Ligue 1: une valse des entraîneurs sans précédent
"Le temps dans le foot, on n'en a pas": la nouvelle saison de Ligue 1, qui reprend ce week-end, est marquée par un nombre élevé de mouvements d'entraîneurs, limogés ou partis eux-mêmes tenter l'aventure ailleurs, dans un monde du football instable.
Des 16 clubs alignés en Ligue 1 cette saison et déjà présents l'an dernier, seulement quatre ont conservé leur entraîneur: le PSG (Luis Enrique), Rennes (Franck Haise), Lyon (Paulo Fonseca) et le Havre (Didier Digard).
Un bilan auquel on peut rajouter les deux promus, Troyes (Stéphane Dumont) et Le Mans (Patrick Videira), qui ont renouvelé leur confiance au staff ayant décroché la montée.
Dans un marché estival des transferts particulièrement atone pour les joueurs cette saison, c'est bien le mercato des coaches qui a agité la L1, avec l'exception de Brest, qui a promu Julien Lachuer comme entraîneur principal après le décès tragique d'Eric Roy.
"On voit bien à chaque fois qu'il y a des études de faites au niveau mondial que la durée de vie des entraîneurs professionnels est de plus en plus courte", regrette Haise, qui est lui-même arrivé sur le banc de Rennes en février après un an et demi à Nice.
"Bientôt je ferai partie des anciens, rester plus de deux ans dans un club, c'est déjà énorme", renchérit Videira, au parcours inhabituel, passé par le foot amateur avant d'arriver au Mans en 2024.

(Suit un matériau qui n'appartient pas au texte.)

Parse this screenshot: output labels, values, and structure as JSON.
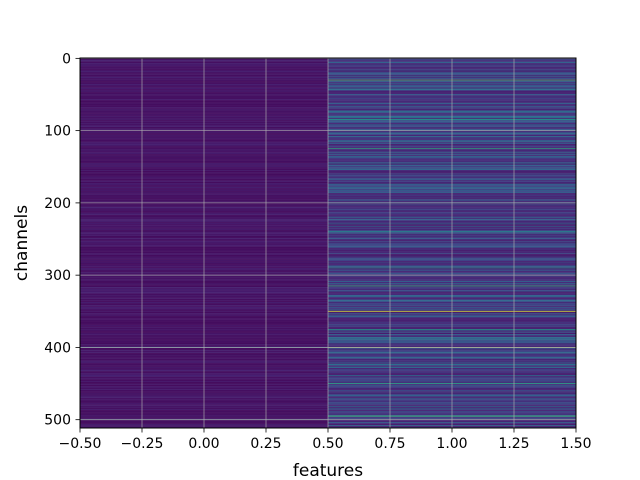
{
  "chart_data": {
    "type": "heatmap",
    "title": "",
    "xlabel": "features",
    "ylabel": "channels",
    "colormap": "viridis",
    "xlim": [
      -0.5,
      1.5
    ],
    "ylim": [
      511.5,
      -0.5
    ],
    "y_inverted": true,
    "grid": true,
    "n_rows": 512,
    "n_cols": 2,
    "column_centers": [
      0,
      1
    ],
    "x_ticks": [
      -0.5,
      -0.25,
      0.0,
      0.25,
      0.5,
      0.75,
      1.0,
      1.25,
      1.5
    ],
    "x_tick_labels": [
      "−0.50",
      "−0.25",
      "0.00",
      "0.25",
      "0.50",
      "0.75",
      "1.00",
      "1.25",
      "1.50"
    ],
    "y_ticks": [
      0,
      100,
      200,
      300,
      400,
      500
    ],
    "y_tick_labels": [
      "0",
      "100",
      "200",
      "300",
      "400",
      "500"
    ],
    "column_0_summary": "mostly near minimum (dark purple) with faint faint variation; a few brighter rows near 400 and 500",
    "column_1_summary": "varied blue/teal values; bright (green/yellow) rows near 30, 85, 125, 200, 240, 290, 315, 350, 375, 400, 450, 495",
    "highlight_rows": [
      {
        "row": 30,
        "col": 1,
        "value": 0.72
      },
      {
        "row": 85,
        "col": 1,
        "value": 0.55
      },
      {
        "row": 125,
        "col": 1,
        "value": 0.62
      },
      {
        "row": 200,
        "col": 1,
        "value": 0.45
      },
      {
        "row": 240,
        "col": 1,
        "value": 0.5
      },
      {
        "row": 290,
        "col": 1,
        "value": 0.52
      },
      {
        "row": 315,
        "col": 1,
        "value": 0.65
      },
      {
        "row": 350,
        "col": 1,
        "value": 0.95
      },
      {
        "row": 375,
        "col": 1,
        "value": 0.55
      },
      {
        "row": 400,
        "col": 1,
        "value": 0.8
      },
      {
        "row": 450,
        "col": 1,
        "value": 0.6
      },
      {
        "row": 495,
        "col": 1,
        "value": 0.7
      },
      {
        "row": 400,
        "col": 0,
        "value": 0.35
      },
      {
        "row": 500,
        "col": 0,
        "value": 0.3
      }
    ]
  }
}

"J'ai été 10 jours au Brésil (voir le club de Coritiba qui appartient à OutField, le fonds de pension qui contrôle Le Mans FC, NDLR) et la durée moyenne pour un coach de première division y est de 6 mois. Je me dis qu'en France, on a 7 mois de plus", préfère-t-il positiver.
- "J'ai pris une location meublée" -
Les changements ont déjà été nombreux au cours de la saison dernière, poussés par la pression des résultats, la palme revenant à Nantes avec trois entraîneurs différents (Luis Castro, Ahmed Kantari, puis Vahid Halilhodzic).
"Pour un certain nombre de clubs, on se dit qu'on va changer d'entraîneur et que l'équipe va se transformer. On voit bien aussi qu'objectivement, ce n'est pas toujours le cas, et qu'il y a parfois des problèmes qui sont un peu plus profonds", note Haise.
Les Canaris, finalement relégués, peuvent en témoigner, tout comme Metz, lanterne rouge malgré le remplacement de Stéphane Le Mignan par Benoît Tavenot.
"(La précarité), ça fait partie de notre métier, malheureusement (...) J'ai pris une maison meublée, parce que je sais très bien qu'aujourd'hui, dans notre métier, les résultats sont essentiels et qu'il faut être préparé à prendre ses valises et partir", regrette Videira.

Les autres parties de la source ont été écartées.